To quote Yogi Berra, for some of us it is like déjà vu all over again. In my case, as president-elect of the University of Manitoba Student’s Union in 1978, I was involved in one of the largest student protests against significant tuition fee increases brought in by the Sterling Lyon government. Similarly, there were major tuition fee increases under the Gary Filmon government.
There will no doubt be significant debate about whether to continue with the current legislation or to significantly increase tuitions. Across Canada and in the United States, there has been more and more focus on a third option: that of eliminating tuitions.
Why is the free-tuition movement gaining strength? The answer is clear: it is rooted in growing inequality and the impact it is having on the millennial generation.
The overall increases in tuitions across Canada didn't just happen. Much of the impetus came from the drastic erosion of federal funding that reduced its share of post-secondary funding from a 50 per cent level in 1967 to a current level of nine per cent for universities and only 1.4 per cent for colleges. This has led to a significant increase in the amount of private versus public funding in post-secondary education. This includes not only corporate and direct private funding, but increased tuitions as well.
Canada has one of the highest rates of private funding of post-secondary education in the world. As recently as 1990, public funds accounted for as much as 80 per cent of post-secondary budgets, compared to as little as 50 per cent today.
In the past, the counter arguments to free tuition have been fairly predictable. These include the argument that people benefit from post-secondary education and therefore should pay for it upfront through tuitions, as well as arguments that there are other ways of investing in post-secondary education that can assist more people to attend post-secondary education institutions.
What has changed dramatically is the fact the millennial generation is in many ways faced with the prospect of the end of the social contract that indicated that with a post-secondary education you would not only be better off than without it, but also as well off or better off than your parents. Many millennials face the prospect of being worse off than their parents and previous generations.
For many millennials, the working- and middle-class dream of working hard and getting an education is not leading to long-term economic security. Millennials are finding that they are in a new world economy where precarious employment and minimal wages are the new normal.
With upwards of 70 per cent of jobs requiring a post-secondary education, in many cases millennials are finding the jobs they are getting are the type of jobs that would be available to high school graduates 30 and 40 years ago, minus the time in university or college and the student debt.
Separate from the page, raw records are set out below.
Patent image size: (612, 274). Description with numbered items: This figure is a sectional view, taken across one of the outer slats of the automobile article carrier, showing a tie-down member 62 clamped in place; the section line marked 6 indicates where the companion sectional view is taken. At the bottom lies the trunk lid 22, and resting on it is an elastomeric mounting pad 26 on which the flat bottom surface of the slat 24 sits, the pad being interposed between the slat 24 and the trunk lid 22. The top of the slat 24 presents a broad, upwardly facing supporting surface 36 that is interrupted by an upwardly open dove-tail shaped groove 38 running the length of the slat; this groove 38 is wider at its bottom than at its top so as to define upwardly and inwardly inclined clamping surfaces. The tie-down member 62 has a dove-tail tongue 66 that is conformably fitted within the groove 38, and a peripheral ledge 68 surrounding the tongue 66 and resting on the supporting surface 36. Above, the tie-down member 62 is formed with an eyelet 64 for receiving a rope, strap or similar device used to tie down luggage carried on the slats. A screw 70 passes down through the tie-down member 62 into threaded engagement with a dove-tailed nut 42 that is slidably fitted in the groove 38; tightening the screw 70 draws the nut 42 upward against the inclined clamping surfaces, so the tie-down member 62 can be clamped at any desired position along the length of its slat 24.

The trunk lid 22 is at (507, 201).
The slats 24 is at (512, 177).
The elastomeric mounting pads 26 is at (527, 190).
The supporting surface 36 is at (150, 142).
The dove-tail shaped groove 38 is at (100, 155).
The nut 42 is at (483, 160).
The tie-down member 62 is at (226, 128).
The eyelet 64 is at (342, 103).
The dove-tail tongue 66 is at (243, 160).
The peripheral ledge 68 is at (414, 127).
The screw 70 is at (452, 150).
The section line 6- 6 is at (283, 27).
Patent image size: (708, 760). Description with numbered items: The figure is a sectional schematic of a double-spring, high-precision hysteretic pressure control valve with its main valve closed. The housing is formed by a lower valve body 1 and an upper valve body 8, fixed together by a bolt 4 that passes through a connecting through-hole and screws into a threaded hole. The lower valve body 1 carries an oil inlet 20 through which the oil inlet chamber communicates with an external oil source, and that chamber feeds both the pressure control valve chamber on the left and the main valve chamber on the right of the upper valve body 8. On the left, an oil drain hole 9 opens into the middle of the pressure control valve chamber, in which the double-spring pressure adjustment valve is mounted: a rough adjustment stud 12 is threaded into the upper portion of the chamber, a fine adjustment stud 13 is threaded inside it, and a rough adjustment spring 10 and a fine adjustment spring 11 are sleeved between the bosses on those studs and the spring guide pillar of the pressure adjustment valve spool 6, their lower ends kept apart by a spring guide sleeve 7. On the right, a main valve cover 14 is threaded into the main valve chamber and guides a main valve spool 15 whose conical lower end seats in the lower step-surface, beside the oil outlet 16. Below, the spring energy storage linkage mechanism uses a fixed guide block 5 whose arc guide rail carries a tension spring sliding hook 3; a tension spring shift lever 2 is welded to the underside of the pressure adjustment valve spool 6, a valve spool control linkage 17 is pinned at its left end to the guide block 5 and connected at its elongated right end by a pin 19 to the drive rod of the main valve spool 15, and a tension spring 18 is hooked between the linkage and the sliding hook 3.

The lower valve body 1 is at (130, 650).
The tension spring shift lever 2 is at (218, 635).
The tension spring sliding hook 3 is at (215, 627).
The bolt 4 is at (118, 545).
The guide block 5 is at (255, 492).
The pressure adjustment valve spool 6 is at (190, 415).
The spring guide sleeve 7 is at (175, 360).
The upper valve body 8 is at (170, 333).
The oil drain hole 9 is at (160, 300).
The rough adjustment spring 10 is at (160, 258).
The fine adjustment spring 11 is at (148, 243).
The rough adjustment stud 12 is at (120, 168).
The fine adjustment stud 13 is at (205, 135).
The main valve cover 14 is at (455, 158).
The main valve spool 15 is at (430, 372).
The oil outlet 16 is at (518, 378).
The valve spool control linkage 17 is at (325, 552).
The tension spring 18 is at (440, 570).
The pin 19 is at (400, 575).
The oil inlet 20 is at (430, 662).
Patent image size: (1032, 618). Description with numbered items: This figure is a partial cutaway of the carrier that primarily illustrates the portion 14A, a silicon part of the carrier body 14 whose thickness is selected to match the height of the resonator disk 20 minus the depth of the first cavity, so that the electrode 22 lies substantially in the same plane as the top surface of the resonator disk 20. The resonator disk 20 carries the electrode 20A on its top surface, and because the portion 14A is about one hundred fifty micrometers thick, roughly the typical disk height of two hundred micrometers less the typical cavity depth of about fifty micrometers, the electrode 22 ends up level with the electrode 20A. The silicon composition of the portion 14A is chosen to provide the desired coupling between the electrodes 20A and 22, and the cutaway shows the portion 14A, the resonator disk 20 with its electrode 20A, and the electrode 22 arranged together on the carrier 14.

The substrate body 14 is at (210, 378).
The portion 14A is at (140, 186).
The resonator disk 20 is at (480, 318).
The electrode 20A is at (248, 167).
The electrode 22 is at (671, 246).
Post-secondary education still leads to higher incomes, but a recent Statistics Canada study showed this advantage has narrowed and does not apply to all fields.
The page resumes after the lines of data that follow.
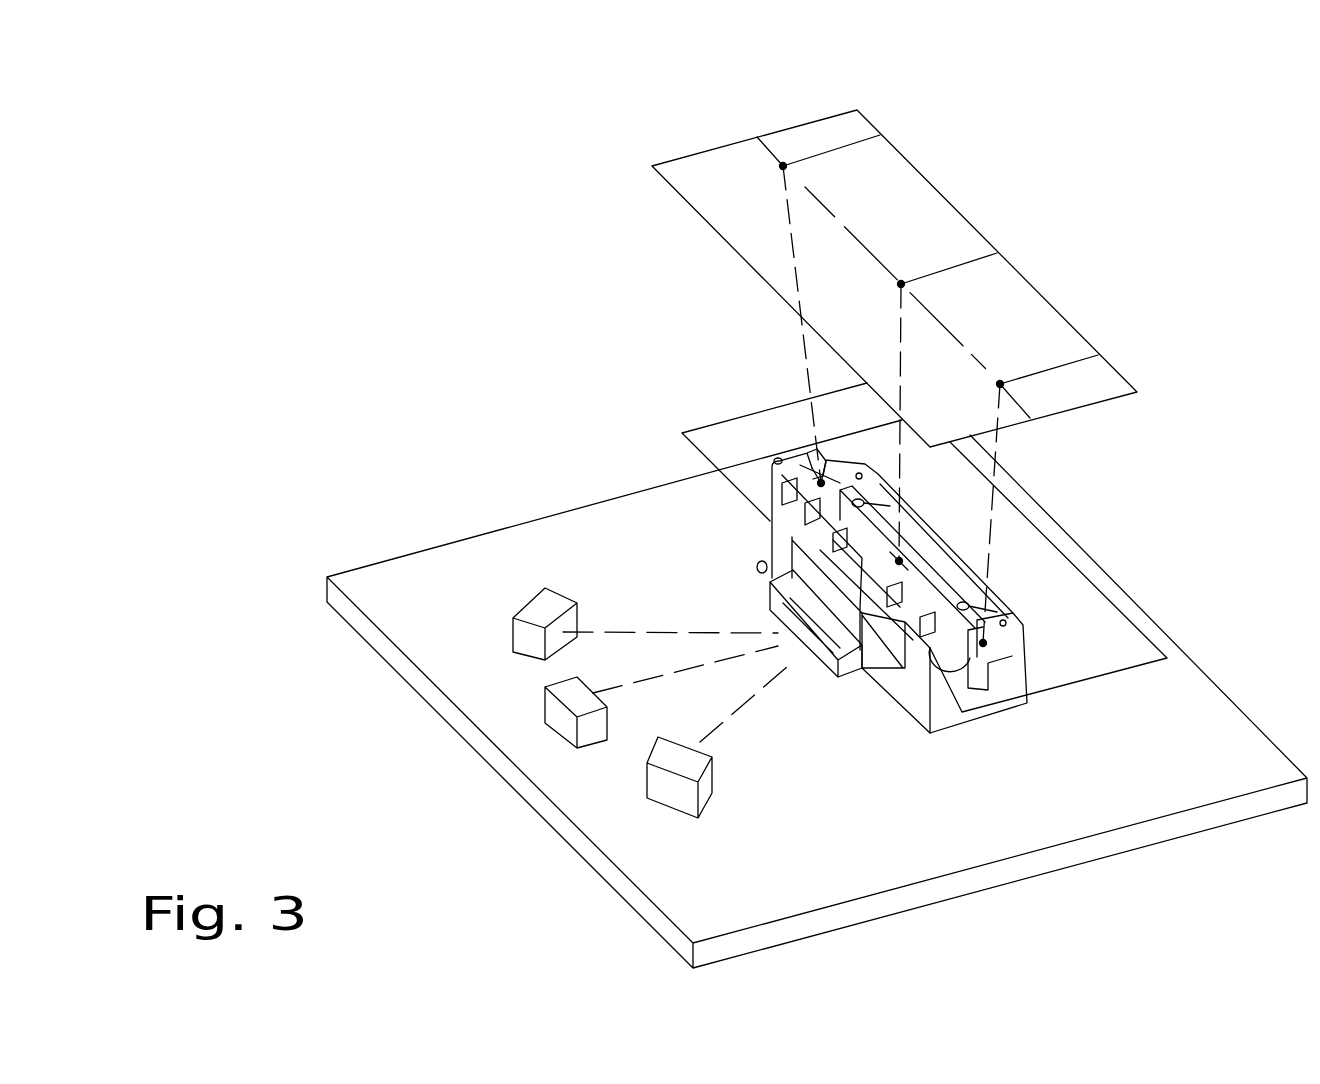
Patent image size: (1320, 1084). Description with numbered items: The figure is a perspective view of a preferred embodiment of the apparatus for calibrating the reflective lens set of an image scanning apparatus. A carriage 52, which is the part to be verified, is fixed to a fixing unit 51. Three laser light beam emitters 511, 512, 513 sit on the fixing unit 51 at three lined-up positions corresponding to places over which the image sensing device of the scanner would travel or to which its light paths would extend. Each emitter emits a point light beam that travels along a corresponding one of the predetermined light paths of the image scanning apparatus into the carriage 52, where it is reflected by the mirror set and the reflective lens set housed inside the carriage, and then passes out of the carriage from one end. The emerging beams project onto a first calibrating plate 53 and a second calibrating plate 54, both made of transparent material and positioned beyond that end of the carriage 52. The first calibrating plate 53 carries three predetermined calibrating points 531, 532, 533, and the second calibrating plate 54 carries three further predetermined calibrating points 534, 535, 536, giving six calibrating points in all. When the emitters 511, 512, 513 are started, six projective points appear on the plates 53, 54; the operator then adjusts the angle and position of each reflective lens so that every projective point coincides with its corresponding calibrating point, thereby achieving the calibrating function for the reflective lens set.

The fixing unit 51 is at (1218, 723).
The laser light beam emitter 511 is at (527, 637).
The laser light beam emitter 512 is at (563, 718).
The laser light beam emitter 513 is at (675, 797).
The carriage 52 is at (898, 682).
The first calibrating plate 53 is at (1107, 637).
The calibrating point 531 is at (823, 481).
The calibrating point 532 is at (901, 560).
The calibrating point 533 is at (1023, 628).
The second calibrating plate 54 is at (1020, 312).
The calibrating point 534 is at (880, 135).
The calibrating point 535 is at (997, 253).
The calibrating point 536 is at (1098, 355).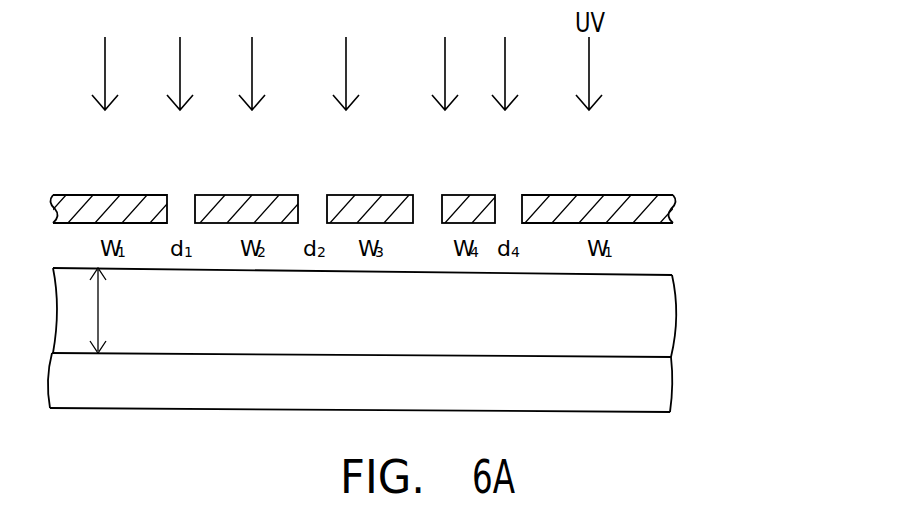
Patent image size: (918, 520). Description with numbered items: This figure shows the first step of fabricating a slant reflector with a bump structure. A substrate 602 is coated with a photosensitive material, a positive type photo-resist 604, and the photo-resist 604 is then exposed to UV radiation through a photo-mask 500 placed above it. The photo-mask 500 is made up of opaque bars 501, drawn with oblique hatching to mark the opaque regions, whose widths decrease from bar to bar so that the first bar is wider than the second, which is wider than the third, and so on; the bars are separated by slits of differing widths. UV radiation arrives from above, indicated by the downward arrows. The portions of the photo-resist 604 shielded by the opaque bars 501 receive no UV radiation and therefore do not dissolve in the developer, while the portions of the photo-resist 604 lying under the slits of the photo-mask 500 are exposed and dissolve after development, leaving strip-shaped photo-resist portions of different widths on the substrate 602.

The photo-mask 500 is at (673, 211).
The opaque bars 501 is at (468, 195).
The positive type photo-resist 604 is at (660, 320).
The substrate 602 is at (660, 388).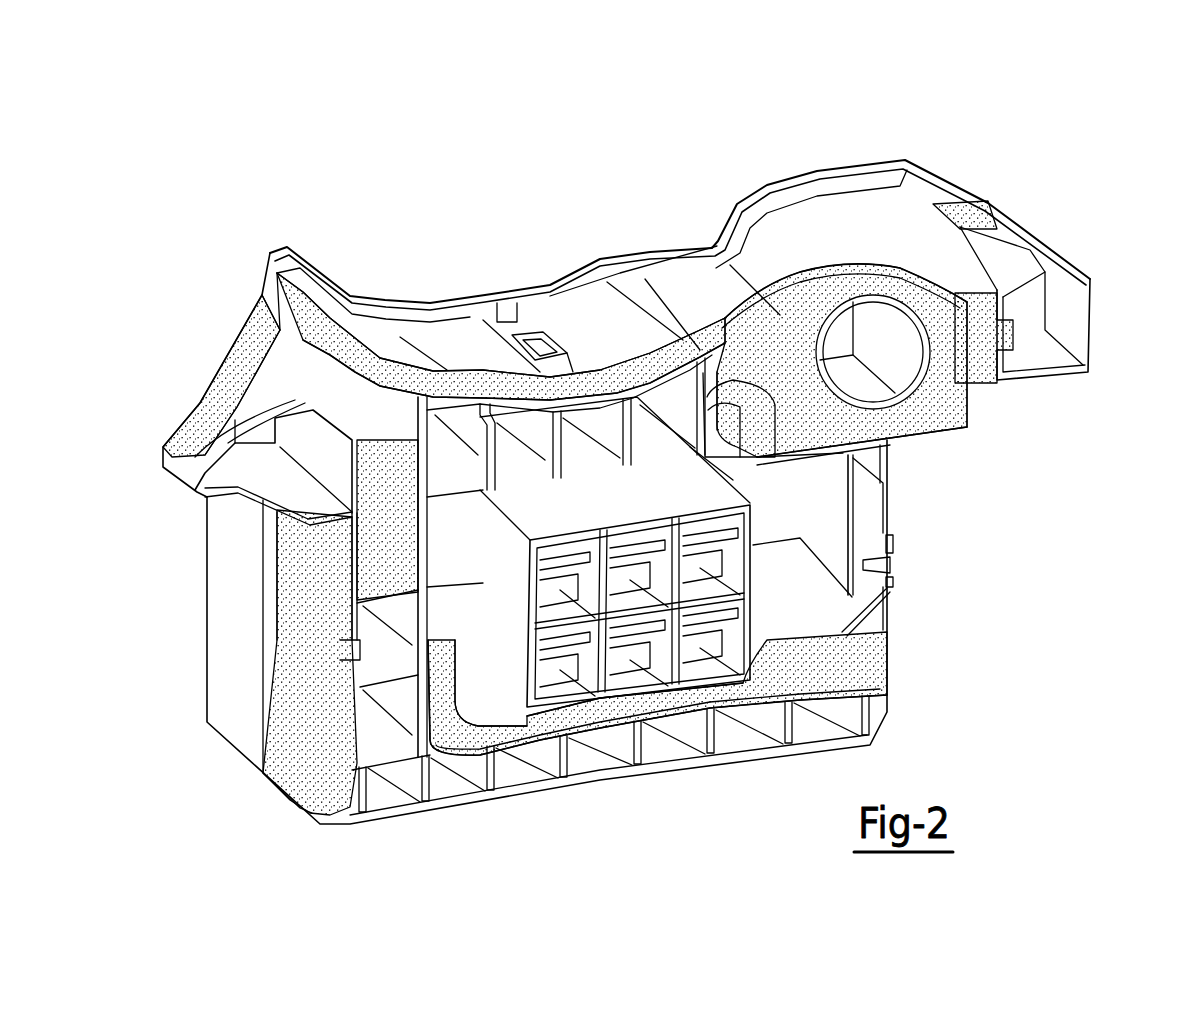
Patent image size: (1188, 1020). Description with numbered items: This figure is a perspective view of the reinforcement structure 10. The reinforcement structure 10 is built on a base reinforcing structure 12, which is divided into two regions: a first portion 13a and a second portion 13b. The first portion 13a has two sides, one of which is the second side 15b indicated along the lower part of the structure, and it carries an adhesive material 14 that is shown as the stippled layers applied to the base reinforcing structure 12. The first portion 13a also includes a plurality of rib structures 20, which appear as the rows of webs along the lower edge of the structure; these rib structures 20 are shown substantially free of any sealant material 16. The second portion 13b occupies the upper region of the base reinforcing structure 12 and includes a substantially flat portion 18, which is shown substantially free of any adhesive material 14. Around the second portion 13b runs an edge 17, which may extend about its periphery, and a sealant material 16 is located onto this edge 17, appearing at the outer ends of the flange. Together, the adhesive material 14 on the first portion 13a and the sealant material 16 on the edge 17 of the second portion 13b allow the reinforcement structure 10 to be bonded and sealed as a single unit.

The reinforcement structure 10 is at (966, 594).
The base reinforcing structure 12 is at (616, 501).
The first portion 13a is at (1132, 480).
The second portion 13b is at (581, 160).
The adhesive material 14 is at (930, 405).
The second side 15b is at (580, 818).
The sealant material 16 is at (280, 372).
The edge 17 is at (737, 317).
The substantially flat portion 18 is at (842, 234).
The rib structures 20 is at (472, 782).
The reality is many millennials are faced with significant student debts when they graduate — an average of $27,000 in Canada — with more and more facing limited immediate prospects to pay it back.
Notwithstanding this new millennial reality, the response is often that while free tuition is idealistic, it is unrealistic. The fact is that 17 countries do provide post-secondary education tuition-free. For example, my son Alexander recently completed a master of science in engineering and urban planning in Aalborg, Denmark paying no tuition. No tuition and no student debt.
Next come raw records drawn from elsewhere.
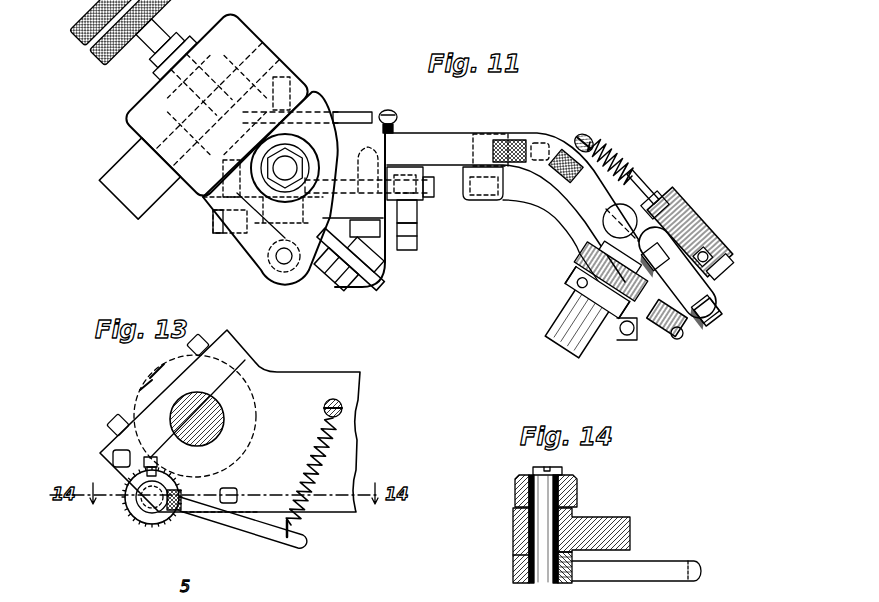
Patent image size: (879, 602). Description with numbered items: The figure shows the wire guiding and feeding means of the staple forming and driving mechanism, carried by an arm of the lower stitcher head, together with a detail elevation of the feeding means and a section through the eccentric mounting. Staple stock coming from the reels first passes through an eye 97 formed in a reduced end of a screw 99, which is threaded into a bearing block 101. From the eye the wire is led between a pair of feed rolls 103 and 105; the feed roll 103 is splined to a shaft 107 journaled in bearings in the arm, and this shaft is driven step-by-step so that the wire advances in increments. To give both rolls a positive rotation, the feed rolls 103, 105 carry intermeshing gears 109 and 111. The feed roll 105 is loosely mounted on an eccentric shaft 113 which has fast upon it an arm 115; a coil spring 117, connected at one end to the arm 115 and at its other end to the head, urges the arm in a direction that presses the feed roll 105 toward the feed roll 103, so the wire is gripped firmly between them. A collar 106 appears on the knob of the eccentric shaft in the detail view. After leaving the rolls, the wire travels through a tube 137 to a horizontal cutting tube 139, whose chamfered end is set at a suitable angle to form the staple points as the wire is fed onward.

In FIG. 11, the eye 97 is at (694, 326).
In FIG. 11, the screw 99 is at (733, 279).
In FIG. 11, the bearing block 101 is at (715, 292).
In FIG. 13, the bearing block 101 is at (137, 407).
In FIG. 11, the feed roll 103 is at (578, 280).
In FIG. 13, the feed roll 103 is at (158, 374).
In FIG. 11, the feed roll 105 is at (668, 338).
In FIG. 14, the feed roll 105 is at (579, 497).
In FIG. 13, the collar 106 is at (187, 517).
In FIG. 11, the shaft 107 is at (560, 316).
In FIG. 13, the shaft 107 is at (188, 433).
In FIG. 11, the gear 109 is at (582, 260).
In FIG. 13, the gear 109 is at (145, 388).
In FIG. 11, the gear 111 is at (655, 333).
In FIG. 14, the gear 111 is at (578, 478).
In FIG. 13, the eccentric shaft 113 is at (150, 502).
In FIG. 14, the eccentric shaft 113 is at (526, 535).
In FIG. 11, the arm 115 is at (641, 186).
In FIG. 13, the arm 115 is at (247, 522).
In FIG. 14, the arm 115 is at (650, 568).
In FIG. 11, the coil spring 117 is at (614, 160).
In FIG. 13, the coil spring 117 is at (327, 448).
In FIG. 11, the tube 137 is at (567, 216).
In FIG. 11, the cutting tube 139 is at (442, 194).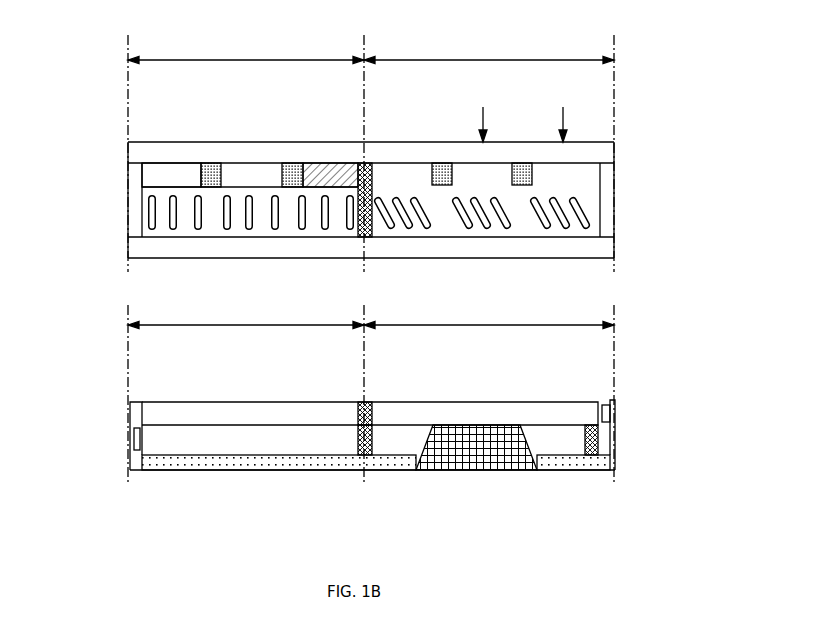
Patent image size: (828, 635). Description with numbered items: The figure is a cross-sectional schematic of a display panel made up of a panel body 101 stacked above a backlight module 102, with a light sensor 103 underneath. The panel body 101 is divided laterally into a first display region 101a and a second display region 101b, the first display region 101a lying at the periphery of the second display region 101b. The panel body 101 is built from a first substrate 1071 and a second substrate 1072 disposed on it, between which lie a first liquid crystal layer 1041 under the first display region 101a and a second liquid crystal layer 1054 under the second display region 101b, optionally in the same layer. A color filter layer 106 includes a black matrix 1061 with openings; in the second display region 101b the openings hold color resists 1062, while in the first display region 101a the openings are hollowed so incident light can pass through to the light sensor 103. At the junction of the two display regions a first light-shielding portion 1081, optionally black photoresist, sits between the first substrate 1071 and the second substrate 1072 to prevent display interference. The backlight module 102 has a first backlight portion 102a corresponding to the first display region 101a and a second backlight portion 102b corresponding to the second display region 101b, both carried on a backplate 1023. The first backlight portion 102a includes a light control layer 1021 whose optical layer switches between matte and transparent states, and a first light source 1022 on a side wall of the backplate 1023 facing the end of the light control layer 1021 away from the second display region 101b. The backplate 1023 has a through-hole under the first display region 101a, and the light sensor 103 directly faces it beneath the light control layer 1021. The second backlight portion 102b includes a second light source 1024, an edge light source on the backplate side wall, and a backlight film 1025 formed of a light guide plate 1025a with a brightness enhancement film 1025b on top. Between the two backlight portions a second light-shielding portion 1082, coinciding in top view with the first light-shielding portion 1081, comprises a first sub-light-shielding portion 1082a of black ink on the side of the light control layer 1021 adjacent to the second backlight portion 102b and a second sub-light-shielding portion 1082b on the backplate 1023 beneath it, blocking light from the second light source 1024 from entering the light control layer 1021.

Eliminating tuition fees is doable. A recent report by the CCPA identified the provincial share of eliminating tuition and the federal share would be in the range of $130 million in Manitoba. Tuition fees account for only 0.6 per cent of GDP and there are many potential ways of redirecting and re-profiling existing tax credits and supports to ensure tuition can be made more affordable and even free.
Eliminating tuitions isn't a panacea. Many millennials are calling for action on other issues, such as eliminating loans in favour of bursaries, increasing the minimum wage to a living wage of at least $15 an hour and action to ensure good, not precarious, employment. Indigenous students are looking to the federal government to follow through on providing increased support to post-secondary education as it lifts the two per cent cap placed on funding in the 1990s.
Why should this current generation of post-secondary students be saddled with higher tuitions and high student-debt loads? Why can't we make history by moving to eliminate post-secondary tuition and engage in a broad effort to ensure even greater access to education?
Steve Ashton is a former University of Manitoba Students' Union president and Manitoba cabinet minister.